Some of the words in Videen’s word-hoard may have been humdrum in their prime, but her hashtag unearthings reliably give off a newfound gleam. She has a fine knack for digging up long-gone words for things we still don’t really have words for, words like #ūht-cearu (“care that comes early in the morning”) and #hyht-gifua (“gift which causes hope or joy”). There’s also the occasional whopper with literary fingerprints all over it – see #fastitocalon, “a large whale that tricks sailors by appearing to be an island.” Then there are words that blow your mind for not being remotely obsolete whatsoever. The word word is just such a word, a word that’s gotten around all this time without aging a whit.
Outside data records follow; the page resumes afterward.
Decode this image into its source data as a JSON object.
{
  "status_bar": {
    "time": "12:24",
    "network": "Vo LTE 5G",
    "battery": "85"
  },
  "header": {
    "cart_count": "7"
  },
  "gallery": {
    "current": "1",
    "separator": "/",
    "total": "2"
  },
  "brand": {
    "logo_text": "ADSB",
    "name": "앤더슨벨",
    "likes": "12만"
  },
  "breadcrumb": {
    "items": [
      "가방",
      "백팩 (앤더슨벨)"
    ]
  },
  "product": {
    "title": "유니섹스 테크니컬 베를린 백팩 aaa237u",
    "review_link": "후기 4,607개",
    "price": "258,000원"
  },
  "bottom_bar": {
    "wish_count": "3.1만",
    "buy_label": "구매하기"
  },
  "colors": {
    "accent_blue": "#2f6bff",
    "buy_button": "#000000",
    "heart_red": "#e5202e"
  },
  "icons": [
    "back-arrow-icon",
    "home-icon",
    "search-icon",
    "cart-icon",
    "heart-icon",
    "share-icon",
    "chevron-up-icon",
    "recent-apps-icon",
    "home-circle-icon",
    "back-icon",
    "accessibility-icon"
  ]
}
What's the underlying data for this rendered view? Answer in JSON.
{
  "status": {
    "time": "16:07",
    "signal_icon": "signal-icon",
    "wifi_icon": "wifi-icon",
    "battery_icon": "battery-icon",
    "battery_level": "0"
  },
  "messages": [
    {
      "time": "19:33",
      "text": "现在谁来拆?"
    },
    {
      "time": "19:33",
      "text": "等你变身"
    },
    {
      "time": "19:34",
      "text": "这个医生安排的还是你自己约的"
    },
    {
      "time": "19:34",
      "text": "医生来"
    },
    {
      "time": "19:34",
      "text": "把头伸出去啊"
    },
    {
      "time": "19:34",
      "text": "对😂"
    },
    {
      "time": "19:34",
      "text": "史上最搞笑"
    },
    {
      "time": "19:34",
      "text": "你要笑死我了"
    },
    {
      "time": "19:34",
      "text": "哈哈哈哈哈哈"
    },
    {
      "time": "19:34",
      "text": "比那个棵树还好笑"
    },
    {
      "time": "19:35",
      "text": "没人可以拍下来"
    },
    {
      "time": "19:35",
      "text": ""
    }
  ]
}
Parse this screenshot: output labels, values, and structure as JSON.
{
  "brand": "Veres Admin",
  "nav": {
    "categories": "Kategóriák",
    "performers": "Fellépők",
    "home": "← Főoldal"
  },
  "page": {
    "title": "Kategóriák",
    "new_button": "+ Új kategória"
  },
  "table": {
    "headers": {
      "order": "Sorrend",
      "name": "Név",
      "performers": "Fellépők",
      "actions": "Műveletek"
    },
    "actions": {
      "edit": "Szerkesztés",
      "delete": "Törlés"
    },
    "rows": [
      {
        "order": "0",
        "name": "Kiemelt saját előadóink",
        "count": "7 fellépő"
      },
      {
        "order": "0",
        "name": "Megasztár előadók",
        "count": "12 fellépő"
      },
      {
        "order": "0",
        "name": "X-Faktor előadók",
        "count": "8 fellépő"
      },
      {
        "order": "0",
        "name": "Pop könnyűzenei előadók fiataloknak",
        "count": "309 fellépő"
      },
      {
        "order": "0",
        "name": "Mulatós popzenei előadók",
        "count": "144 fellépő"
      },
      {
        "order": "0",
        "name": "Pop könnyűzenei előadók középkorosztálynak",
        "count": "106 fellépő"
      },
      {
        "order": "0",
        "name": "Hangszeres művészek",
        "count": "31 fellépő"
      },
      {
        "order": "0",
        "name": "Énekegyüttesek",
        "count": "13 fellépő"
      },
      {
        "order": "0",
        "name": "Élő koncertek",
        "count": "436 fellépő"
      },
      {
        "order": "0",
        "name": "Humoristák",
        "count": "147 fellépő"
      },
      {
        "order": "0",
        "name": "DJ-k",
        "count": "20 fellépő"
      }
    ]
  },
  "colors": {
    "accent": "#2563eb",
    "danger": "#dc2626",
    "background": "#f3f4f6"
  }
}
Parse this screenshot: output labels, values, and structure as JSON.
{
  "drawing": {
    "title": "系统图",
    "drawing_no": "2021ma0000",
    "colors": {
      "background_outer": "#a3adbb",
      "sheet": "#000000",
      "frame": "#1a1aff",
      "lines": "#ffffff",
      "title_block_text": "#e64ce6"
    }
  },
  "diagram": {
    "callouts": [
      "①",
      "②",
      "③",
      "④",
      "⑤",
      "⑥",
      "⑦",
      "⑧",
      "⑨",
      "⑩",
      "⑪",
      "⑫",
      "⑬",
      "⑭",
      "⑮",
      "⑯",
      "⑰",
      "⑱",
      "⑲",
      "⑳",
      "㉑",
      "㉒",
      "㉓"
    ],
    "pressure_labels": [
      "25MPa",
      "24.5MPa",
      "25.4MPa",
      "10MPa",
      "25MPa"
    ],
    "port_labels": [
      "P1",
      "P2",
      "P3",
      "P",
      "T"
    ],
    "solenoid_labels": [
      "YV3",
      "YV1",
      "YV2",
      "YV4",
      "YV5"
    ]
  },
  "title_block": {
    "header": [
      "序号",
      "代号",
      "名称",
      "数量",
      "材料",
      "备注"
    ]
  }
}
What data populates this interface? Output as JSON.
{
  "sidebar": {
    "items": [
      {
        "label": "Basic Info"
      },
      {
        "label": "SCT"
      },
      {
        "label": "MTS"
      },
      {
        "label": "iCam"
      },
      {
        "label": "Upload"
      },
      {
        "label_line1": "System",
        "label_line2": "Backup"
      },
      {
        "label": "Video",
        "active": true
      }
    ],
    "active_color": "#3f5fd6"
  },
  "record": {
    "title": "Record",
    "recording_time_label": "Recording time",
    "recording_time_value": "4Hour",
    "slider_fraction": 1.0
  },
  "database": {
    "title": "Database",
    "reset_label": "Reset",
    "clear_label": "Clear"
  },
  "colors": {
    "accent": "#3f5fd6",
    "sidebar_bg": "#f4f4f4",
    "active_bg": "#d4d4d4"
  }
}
If there’s one word here that leaves you wanting more, it’s that very word word. It belongs and it doesn’t belong. It means what it’s always meant. Its past isn’t dead, it’s not even past. It begins to feel like the odd word out. For all its instructive delights, Videen’s repackaged word-hoard largely remains the erstwhile name-brand wordhord in so many words. The word-hoard as a figure of speech in a sense, but mainly as a rubric for a standard lexicon listed word by word. A textbook case of something done before under the same title – here’s a scholarly citation for Stephen A. Barney’s Word-Hoard: An Introduction to Old English Vocabulary (Yale 1985), comprising “a vocabulary of some 2000 words drawn from the poems that beginning students normally read.”
Same word, same title, and the same scholarly liberties taken – turning the strongbox word-hoard into a big tent for Old English vocabulary writ large. Nothing untoward about that, but it’s still sure to be a word-hoard that locks a lot of us out. Leaving it at that would be the worst of both worlds – a word-hoard that can’t be what it once was, and won’t be all that it could be. Word has it that English grew up to be possibly the most word-welcoming, word-hoarding tongue under the sun, but there’s no extending the evolutionary metaphor if you stop the clock when Grendel’s carcass was still warm. Word to the wise: a word-hoard that’s just a wordhord is no word-hoard at all. That was then and this is now. It’s too good a word to let go of.
Too good a word and too opportune too to let it slip away. Too opportune a word not to seize on as a newfound term of art for coming to grips with the bedeviling signs of the times. It’s not too good to be true – the Old English wordhord falling into place as a stepping-stone to a whole new state-of-the-art word-hoard, and none too soon.